The Filter That Wasn't There
V116 added tenant_id to all six domain entities in casehub-clinical. Writes were correct from the start — resources stamp principal.tenancyId() on creation. Reads were completely unscoped. Any caller who guessed a UUID got the entity, regardless of tenant.
The obvious fix was Hibernate’s @Filter. Enable it in a @ServerRequestFilter at the start of every HTTP request, every query in that request scopes to the current tenant. Clean infrastructure, no per-call-site changes. That was the design I went in with.
It was wrong.
I read the Hibernate 7 source to settle the question. SingleIdLoadPlan — Hibernate’s mechanism for primary key entity loading — builds its JdbcSelect in the constructor, at session factory startup. That SQL is cached and immutable. When em.find() fires at runtime, Hibernate executes the pre-built SQL directly and never touches the session’s filter state. @Filter only affects queries compiled at runtime: HQL, JPQL, Criteria API. findById() bypasses all of that.

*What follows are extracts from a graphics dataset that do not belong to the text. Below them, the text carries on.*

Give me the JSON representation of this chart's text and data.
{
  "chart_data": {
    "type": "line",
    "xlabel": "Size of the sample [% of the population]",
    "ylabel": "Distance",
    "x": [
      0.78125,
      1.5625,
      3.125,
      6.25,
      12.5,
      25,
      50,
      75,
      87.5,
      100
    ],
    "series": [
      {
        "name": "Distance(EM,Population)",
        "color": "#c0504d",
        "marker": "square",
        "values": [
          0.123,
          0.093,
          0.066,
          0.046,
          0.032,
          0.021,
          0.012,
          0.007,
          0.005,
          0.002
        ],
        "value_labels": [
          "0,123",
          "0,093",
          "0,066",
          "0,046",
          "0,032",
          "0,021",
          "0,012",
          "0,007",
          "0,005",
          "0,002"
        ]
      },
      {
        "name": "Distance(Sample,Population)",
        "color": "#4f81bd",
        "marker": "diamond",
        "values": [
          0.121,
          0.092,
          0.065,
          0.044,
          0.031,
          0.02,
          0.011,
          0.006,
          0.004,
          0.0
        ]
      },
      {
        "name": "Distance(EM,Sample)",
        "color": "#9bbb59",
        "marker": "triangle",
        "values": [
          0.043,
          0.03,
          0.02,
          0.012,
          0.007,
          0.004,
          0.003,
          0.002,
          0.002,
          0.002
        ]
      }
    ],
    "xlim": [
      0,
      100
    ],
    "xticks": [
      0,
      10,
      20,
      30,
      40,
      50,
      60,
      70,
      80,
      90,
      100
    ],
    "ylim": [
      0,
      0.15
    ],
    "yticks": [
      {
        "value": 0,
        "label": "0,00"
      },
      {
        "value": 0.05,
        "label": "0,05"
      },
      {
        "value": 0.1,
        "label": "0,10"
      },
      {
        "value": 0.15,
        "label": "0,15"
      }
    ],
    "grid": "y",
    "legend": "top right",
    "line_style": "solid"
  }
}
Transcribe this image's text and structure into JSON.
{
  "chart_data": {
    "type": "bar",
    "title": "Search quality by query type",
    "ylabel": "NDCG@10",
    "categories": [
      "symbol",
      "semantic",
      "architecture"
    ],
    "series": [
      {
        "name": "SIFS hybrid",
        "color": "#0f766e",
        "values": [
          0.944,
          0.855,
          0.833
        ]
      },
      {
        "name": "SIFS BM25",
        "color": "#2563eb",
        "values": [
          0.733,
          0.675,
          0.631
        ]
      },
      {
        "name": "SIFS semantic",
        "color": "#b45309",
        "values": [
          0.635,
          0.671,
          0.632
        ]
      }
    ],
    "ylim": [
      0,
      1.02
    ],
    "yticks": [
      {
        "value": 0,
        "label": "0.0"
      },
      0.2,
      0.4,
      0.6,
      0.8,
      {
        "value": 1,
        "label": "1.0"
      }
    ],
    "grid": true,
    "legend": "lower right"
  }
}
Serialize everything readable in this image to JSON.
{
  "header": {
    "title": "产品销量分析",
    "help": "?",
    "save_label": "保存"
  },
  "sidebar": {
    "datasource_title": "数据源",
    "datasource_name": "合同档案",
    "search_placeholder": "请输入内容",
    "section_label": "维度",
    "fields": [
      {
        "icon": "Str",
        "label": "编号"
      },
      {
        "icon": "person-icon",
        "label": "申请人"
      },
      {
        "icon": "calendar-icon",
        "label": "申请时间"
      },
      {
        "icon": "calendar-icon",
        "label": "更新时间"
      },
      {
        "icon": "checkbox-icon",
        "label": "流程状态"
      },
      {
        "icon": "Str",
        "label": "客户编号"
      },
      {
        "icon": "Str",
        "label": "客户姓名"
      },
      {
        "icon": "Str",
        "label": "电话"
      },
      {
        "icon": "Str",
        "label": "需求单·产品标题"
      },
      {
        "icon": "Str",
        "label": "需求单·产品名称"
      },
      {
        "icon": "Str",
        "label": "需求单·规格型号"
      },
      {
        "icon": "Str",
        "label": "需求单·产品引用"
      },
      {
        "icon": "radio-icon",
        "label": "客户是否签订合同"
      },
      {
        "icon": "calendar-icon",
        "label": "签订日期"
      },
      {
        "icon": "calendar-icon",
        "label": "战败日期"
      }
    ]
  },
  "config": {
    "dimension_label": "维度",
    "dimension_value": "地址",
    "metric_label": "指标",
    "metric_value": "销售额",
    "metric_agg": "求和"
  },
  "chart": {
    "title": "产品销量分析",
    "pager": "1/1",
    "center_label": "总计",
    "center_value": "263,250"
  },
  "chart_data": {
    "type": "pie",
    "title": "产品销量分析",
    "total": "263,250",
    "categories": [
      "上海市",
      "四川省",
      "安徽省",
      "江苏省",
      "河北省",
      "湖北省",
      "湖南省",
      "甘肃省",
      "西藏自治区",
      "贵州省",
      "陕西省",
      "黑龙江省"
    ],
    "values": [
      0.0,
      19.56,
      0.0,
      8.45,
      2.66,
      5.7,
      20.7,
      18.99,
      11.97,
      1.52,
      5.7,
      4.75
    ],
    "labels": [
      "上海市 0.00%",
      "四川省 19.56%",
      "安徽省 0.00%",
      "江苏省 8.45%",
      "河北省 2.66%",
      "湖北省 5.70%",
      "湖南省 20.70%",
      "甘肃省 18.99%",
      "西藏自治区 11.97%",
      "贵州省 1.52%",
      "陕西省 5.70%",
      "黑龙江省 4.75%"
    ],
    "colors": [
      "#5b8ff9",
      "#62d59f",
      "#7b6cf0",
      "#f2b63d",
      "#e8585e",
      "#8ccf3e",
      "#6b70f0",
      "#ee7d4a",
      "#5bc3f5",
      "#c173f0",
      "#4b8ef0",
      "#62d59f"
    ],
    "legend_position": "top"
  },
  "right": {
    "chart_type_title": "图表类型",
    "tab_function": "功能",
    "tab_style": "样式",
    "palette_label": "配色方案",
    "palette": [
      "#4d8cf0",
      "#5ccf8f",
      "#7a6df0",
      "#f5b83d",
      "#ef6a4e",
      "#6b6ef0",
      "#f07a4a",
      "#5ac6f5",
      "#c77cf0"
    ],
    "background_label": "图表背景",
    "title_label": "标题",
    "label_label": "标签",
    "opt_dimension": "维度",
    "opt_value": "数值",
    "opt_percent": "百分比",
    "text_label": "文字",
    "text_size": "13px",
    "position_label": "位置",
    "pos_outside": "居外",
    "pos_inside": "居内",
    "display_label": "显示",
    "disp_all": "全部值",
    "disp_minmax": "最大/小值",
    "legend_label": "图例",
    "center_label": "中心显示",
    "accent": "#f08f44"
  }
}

To use @Filter for findById(), you’d convert every call to find("id = ?1", id).firstResult() — a HQL query that does go through the runtime compiler. Same call-site change count as adding the tenant predicate explicitly, but with the intent hidden in infrastructure. That’s worse, not better.
So: static entity helpers.
public static ClinicalTrial findByIdForTenant(UUID id, CurrentPrincipal principal) {
if (principal.isCrossTenantAdmin()) return findById(id);
return find("id = ?1 AND tenantId = ?2", id, principal.tenancyId()).firstResult();
}
Six entities, same pattern. REST resources and TrialActivationService call this. System actors — DeviationExpirer, CDI observers, internal service enrichment — keep plain findById. They’re cross-tenant by design and the Panache call makes that visible at the call site.
A secondary problem surfaced during spec design: write paths were wrong too. SiteResource.add was stamping site.tenantId = principal.tenancyId(). For a cross-tenant admin adding a site to tenant A’s trial, that produces site.tenantId = "admin-tenant". The site becomes invisible to tenant A — reachable by no one. The fix: derive from the parent. site.tenantId = trial.tenantId. The trial was already loaded by findByIdForTenant, so the actual tenant is right there.
AdverseEventService had the same issue. It was stamping ae.tenantId = principal.tenancyId() — the only use of CurrentPrincipal in that service. The service now loads the enrollment once at the top of reportAdverseEvent and derives both siteId and tenantId from that single instance. Cleaner than the two private resolver methods it replaced.
Testing the write-path invariant requires a non-obvious structure. An isolation test (wrong tenant → 404) only proves the read guard works. It doesn’t prove what tenant was actually stamped. The invariant test does it differently: create as cross-tenant admin (bypass on), confirm default tenant can read it (200), then confirm admin’s own tenant without bypass cannot (404). The negative assertion is the structural proof that the child inherited the parent’s tenant, not the caller’s.
Hibernate @TenantId was the other approach I considered. It breaks DeviationExpirer — which queries all tenants as a scheduler — and @ObservesAsync observers, which run without request scope. The resolver is per-session, not per-query. No bypass mechanism exists for system actors.